Diário do Alentejo

“É no afeto que permanece a palavra maior”

31 de agosto 2024 - 08:00
À Sombra da Angústia, de Jorge Serafim
Foto| DRFoto| DR

Jorge Serafim, 53 anos, natural de Beja

 

Contador de histórias, humorista e promotor do livro e da leitura, percorre o país divulgando contos de tradição oral em contextos escolares, bibliotecas, festivais de teatro, feiras do livro. Como narrador já atuou na Argentina, Uruguai, Cabo Verde, Espanha, Macau, Suíça e Luxemburgo. Como humorista conta com centenas de espetáculos apresentados em televisão, auditórios, empresas, centros culturais e festivais. É autor de diversos livros de poesia, romance, infantojuvenis. É membro do coletivo musical grupo Tais Quais.

 

Texto | José Serrano

Neste seu mais recente livro, um “entrançar de histórias coletivas caminhadas individualmente”, a palavra “família” revela-se como a inequívoca centralidade do pensamento literário.

 

De que nos fala, preponderantemente, este seu livro? De uma casa de família que se esvazia com o passar do tempo. As memórias assentam praça nos lugares mais recônditos do corpo. Um casal partilhando a vida em conjunto há cerca de 70 anos, para combater a ausência que os transtorna, multiplica as recordações na janela da marquise onde passam muitas horas sentados enfrentando o vazio que os assola.

 

Percorre, anualmente, o país inteiro, levando os seus variados espetáculos de Sul a Norte.
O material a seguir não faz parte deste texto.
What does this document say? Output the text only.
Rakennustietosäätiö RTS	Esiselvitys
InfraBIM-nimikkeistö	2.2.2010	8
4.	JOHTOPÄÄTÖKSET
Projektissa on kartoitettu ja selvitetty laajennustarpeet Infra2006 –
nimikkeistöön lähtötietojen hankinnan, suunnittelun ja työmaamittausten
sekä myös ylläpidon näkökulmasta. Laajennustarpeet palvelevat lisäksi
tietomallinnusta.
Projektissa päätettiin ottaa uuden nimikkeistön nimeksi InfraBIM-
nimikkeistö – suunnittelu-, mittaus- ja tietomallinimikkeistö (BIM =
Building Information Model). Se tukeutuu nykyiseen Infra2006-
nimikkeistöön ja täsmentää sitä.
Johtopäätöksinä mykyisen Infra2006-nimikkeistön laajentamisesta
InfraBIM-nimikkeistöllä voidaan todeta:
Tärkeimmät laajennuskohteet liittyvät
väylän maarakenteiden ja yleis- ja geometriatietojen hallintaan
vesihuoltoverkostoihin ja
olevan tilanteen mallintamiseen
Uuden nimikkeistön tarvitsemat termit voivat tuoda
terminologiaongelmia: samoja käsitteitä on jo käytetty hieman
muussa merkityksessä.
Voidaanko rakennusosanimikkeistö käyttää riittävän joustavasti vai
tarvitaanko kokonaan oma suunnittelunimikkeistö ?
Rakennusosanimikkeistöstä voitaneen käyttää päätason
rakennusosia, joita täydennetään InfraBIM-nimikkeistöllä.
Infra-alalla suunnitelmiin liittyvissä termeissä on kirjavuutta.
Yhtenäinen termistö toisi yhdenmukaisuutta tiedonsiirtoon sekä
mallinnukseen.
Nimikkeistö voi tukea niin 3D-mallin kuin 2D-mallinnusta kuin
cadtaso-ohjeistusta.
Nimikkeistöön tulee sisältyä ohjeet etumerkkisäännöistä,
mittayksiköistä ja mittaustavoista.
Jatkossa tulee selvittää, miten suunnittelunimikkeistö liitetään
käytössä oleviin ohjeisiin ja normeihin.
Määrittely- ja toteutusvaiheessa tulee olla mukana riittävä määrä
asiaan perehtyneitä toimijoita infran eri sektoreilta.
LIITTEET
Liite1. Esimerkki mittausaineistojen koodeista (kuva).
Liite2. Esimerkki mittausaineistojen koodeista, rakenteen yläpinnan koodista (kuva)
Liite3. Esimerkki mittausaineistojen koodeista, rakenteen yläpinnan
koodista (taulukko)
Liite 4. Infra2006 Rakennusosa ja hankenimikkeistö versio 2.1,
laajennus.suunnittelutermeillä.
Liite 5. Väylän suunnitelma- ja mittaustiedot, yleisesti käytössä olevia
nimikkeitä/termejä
Considera que a “angústia” de que fala no seu livro é semelhante em todas as regiões?Penso que a angústia abordada nesta narrativa é transversal no País e existe em qualquer canto do mundo. É o caminho natural da vida e todos têm de o fazer e viver. O rumo que cada um segue é um percurso feito sonho, sentimento, desilusão e paixão. Ver partir é contrabalançar o desenrolar da existência com as angústias do coração mãe e do coração pai. Ansiedade versus orgulho. Crescimento versus amadurecimento.

 

Que acontecimento, visão ou ideia espoletou a necessidade de escrever esta obra?Somos cinco irmãos. Cada um seguiu o seu caminho. A casa de família esvaziou. Uma vez ouvi a minha mãe dizer: “Agora tudo nos sobra, quartos, talheres, roupa de cama. Até já vejo a corda do estendal”; algumas memórias pessoais que escutava aos meus pais, a exemplo dos bailes na sociedade recreativa abrilhantados pela Orquestra Ligeira Pax-julia ou dos mastros populares que se faziam na rua da Condessa – a cidade de Beja está sempre presente na minha escrita, como forma de resgatar uma memória riquíssima; a lenda de Beja sobre o touro e a cobra.

 

Considera que a fruição da arte e da cultura deveria ser em Portugal mais “receitada”, no combate aos “apertos de angústia”? Sem dúvida. Sem cultura morre-se de bestialidade. Assim está o mundo, onde a mercantilização de tudo e mais alguma coisa é o lema das pessoas, das entidades e das nações. Fruir de arte e cultura é repensar o nosso lugar e o nosso papel. Questionar, transgredir, contemplar, repensar, são verbos que nos ensinam que existem outros caminhos, outras histórias a serem ouvidas, além daquelas que nos impingem.

 

Ainda que ausente do título, “família” é a palavra-chave deste pensamento literário? Absolutamente, a palavra “família” é o motor deste livro. Neste entrançar de histórias coletivas caminhadas individualmente é no afeto que permanece a palavra maior. Envelhecemos para dar sentido ao estendal despido de roupa, à porta da rua que pouco abre, às palavras que ficaram por dizer e aos abraços que ficaram por abraçar. Depois é sempre nos regressos que a solidão esmorece e o amanhã não tem medo de existir.